The Gujarati film industry is one the largest regional film industries in India. The first ever Gujarati film, Narsinh Mehta, was produced in 1932. Bhavni Bhavai is one of most acclaimed Gujarati films, having won National Award for Best Feature Film on National Integration and National Film Award for Best Art Direction. Many famous actors have worked in Gujarati film industry, such as Sanjeev Kumar, Bindu, Asha Parekh, Kiran Kumar, Prashant Trivedi, Arvind Trivedi, Aruna Irani, Mallika Sarabhai, Asrani, Naresh Kanodia, Sneh Lata, Paresh Rawal, Neeraj Vora, Dilip Joshi, Ayesha Jhulka, and Himesh Reshammiya.

Music

Gujarati folk music, known as Sugam Sangeet, is a hereditary profession of the Gadhvi and Charan communities. The omnipresent instruments in Gujarati folk music include wind instruments, such as turi, bungal, and pava, string instruments, such as the ravan hattho, rktaro, and jantar and percussion instruments, such as the manjira and zanz pot drum.

Festivals

The folk traditions of Gujarat include bhavai and rass-garba. Bhavai is a folk theatre; it is partly entertainment and partly ritual, and is dedicated to Amba. The rass-garba is a folk dance done as a celebration of Navratri by Gujarati people. The folk costume of this dance is chaniya choli for women and kedia for men. Different styles and steps of garba include dodhiyu, simple five, simple seven, popatiyu, trikoniya (hand movement which forms an imagery triangle), lehree, tran taali, butterfly, hudo, two claps and many more. Makar Sankranti is a festival where people of Gujarat fly kites. In Gujarat, from December through to Makar Sankranti, people start enjoying kite flying. Undhiyu, a special dish made of various vegetables, is a must-have of Gujarati people on Makar Sankranti. Surat is especially well known for the strong string which is made by applying glass powder on the row thread to provide it a cutting edge. Apart from Navratri and Uttarayana, Diwali, Holi, Tazia and others are also celebrated.

Diffusion of culture

Gujaratis spread to many places outside of Gujarat with the success of the Maratha Dynasty (as the dynasty was spread over much of India.) Even today, Saurashtrians who migrated during the Maratha Dynasty's time can be found in Tamil Nadu.

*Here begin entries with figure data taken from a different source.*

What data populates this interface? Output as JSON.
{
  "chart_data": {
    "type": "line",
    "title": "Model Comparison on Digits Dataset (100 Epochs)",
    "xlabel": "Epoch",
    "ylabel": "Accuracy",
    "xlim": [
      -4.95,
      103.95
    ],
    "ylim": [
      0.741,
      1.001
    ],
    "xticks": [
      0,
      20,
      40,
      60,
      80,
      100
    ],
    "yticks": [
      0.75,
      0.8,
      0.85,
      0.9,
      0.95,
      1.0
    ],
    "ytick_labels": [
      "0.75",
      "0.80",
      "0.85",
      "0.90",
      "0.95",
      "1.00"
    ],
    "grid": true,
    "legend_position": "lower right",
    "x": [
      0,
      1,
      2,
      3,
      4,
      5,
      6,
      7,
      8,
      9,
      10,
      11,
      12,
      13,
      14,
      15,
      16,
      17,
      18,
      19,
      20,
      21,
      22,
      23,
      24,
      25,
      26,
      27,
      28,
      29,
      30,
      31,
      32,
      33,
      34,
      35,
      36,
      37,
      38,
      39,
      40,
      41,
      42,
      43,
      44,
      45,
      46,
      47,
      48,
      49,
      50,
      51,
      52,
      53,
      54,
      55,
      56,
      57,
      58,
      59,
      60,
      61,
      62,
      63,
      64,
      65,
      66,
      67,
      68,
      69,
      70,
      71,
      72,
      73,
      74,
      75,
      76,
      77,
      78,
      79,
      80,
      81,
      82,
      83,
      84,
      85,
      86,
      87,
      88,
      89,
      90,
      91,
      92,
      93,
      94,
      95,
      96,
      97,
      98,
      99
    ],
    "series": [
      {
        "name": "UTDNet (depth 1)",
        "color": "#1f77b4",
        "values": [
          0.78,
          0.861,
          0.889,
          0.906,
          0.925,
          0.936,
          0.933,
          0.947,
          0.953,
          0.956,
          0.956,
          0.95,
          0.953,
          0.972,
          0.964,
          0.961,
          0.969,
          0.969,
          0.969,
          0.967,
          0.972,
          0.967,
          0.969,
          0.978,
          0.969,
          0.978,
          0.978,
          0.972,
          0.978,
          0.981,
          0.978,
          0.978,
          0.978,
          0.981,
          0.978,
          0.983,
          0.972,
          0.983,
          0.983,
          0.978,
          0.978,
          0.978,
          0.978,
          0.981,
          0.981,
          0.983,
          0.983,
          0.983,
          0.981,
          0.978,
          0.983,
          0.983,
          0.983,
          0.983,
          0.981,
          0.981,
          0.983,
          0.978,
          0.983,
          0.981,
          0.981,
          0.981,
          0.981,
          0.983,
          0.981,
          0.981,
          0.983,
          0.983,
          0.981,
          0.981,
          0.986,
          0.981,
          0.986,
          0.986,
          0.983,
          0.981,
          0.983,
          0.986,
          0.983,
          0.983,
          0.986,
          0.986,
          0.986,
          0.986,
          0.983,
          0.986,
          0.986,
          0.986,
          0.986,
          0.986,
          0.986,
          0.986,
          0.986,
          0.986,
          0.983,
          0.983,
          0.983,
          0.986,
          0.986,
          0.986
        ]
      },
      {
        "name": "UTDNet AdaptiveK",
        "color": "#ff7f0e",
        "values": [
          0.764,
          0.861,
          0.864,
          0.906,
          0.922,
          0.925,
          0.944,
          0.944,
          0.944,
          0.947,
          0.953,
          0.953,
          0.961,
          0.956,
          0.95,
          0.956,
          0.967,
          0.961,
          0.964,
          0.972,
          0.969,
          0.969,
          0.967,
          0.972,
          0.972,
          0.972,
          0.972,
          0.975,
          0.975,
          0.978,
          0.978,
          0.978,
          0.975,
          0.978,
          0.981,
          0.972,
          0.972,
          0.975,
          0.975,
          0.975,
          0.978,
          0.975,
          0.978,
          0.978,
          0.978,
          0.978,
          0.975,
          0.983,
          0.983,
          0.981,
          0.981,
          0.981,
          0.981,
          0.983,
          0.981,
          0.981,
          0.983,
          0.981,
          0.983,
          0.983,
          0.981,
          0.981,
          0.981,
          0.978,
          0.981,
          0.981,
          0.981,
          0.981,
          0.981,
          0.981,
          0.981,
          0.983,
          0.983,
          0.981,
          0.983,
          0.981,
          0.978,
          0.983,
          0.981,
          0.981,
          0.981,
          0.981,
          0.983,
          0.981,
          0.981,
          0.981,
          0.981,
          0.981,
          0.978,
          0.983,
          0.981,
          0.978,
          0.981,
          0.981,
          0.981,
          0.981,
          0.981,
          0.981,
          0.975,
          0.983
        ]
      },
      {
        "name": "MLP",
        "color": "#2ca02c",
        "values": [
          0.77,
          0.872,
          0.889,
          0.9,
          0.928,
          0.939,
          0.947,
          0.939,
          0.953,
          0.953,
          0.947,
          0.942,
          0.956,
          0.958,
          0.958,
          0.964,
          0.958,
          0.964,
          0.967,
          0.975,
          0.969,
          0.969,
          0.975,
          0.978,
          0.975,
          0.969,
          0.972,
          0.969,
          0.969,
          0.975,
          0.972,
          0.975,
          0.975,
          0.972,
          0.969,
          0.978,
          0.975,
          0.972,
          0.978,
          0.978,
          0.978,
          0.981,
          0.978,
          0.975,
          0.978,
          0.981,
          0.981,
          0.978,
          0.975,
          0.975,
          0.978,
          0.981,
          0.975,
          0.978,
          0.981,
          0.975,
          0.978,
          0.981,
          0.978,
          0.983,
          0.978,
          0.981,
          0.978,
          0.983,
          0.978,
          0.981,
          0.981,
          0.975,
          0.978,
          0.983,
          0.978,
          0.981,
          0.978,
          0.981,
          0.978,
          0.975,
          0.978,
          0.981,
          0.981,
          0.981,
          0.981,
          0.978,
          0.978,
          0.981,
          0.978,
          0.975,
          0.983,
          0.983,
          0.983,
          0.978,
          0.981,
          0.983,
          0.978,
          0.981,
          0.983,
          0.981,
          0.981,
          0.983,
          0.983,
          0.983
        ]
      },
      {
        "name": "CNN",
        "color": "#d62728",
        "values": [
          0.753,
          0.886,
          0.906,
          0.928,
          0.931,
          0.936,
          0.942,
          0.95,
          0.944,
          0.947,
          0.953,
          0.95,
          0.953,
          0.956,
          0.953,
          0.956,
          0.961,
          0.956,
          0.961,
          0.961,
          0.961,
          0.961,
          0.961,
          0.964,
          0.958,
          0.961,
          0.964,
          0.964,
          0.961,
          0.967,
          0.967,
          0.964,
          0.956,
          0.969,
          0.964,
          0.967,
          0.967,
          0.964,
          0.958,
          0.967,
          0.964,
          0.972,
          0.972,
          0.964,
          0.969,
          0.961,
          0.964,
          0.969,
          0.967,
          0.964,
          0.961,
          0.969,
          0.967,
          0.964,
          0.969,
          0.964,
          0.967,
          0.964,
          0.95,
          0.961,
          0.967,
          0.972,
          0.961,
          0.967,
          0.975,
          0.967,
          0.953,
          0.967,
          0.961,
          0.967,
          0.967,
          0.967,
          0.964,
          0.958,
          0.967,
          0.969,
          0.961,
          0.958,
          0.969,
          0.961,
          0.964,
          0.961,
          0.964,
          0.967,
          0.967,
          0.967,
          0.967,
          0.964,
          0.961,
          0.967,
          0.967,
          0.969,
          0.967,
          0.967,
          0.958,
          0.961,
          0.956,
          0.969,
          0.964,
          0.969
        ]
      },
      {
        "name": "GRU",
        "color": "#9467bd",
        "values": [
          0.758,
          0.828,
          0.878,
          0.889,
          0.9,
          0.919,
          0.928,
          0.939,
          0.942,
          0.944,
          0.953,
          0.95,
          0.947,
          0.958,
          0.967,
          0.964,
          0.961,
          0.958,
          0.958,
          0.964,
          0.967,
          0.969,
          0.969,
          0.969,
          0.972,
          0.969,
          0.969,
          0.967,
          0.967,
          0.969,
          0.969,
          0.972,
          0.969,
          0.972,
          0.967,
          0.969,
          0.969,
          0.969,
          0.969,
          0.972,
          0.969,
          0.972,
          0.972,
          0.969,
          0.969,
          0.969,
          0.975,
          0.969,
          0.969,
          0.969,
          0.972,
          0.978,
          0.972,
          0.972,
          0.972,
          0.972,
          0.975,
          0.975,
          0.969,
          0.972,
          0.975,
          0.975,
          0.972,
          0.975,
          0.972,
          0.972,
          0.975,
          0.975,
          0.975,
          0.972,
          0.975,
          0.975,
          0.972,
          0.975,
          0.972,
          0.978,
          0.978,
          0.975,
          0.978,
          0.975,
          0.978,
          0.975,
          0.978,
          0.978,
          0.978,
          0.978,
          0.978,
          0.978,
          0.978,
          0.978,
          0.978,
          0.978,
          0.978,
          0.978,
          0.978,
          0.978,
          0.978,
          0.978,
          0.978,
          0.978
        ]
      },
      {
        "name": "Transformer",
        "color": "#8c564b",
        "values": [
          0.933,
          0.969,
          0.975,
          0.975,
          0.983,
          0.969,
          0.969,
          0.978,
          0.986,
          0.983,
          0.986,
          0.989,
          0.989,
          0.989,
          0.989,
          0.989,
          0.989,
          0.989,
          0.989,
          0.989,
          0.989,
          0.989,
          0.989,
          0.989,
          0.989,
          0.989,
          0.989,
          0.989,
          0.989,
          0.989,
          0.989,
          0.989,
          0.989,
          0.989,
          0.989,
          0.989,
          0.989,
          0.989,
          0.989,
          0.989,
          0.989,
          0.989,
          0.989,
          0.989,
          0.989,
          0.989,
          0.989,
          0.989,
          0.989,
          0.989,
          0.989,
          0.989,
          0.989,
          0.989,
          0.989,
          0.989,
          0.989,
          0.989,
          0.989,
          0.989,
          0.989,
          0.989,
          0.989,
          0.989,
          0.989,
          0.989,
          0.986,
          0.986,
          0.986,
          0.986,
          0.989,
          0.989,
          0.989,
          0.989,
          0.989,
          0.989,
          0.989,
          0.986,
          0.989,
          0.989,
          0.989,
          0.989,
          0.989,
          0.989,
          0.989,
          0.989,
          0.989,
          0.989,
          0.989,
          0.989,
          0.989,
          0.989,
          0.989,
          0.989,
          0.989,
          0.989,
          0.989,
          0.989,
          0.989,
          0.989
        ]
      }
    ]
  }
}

The progenitor of the Sinhala language is believed to be Prince Vijaya, son of King Simhabahu who ruled Simhapura (modern-day Sihor near Bhavnagar.) Prince Vijaya was banished by his father for his lawlessness and set forth with a band of adventurers. This tradition was followed by other Gujaratis. For example, in the Ajanta Frescoes, a Gujarati prince is shown entering Sri Lanka.

Many Indians had migrated to Indonesia, some of them being Gujaratis. King Aji Saka, who is said to have come to Java in Indonesia in year 1 of the Saka calendar, is believed by some to be a king of Gujarat. The first Indian settlements in Java Island of Indonesia are believed to have been established with the coming of Prince Dhruvavijaya of Gujarat, with 5000 traders. Some stories propose a Brahmin named Tritresta was the first to bring Gujarati migrants with him to Java, so some scholars equate him with Aji Saka. A Gujarati ship has been depicted in a sculpture at Borabudur, Java.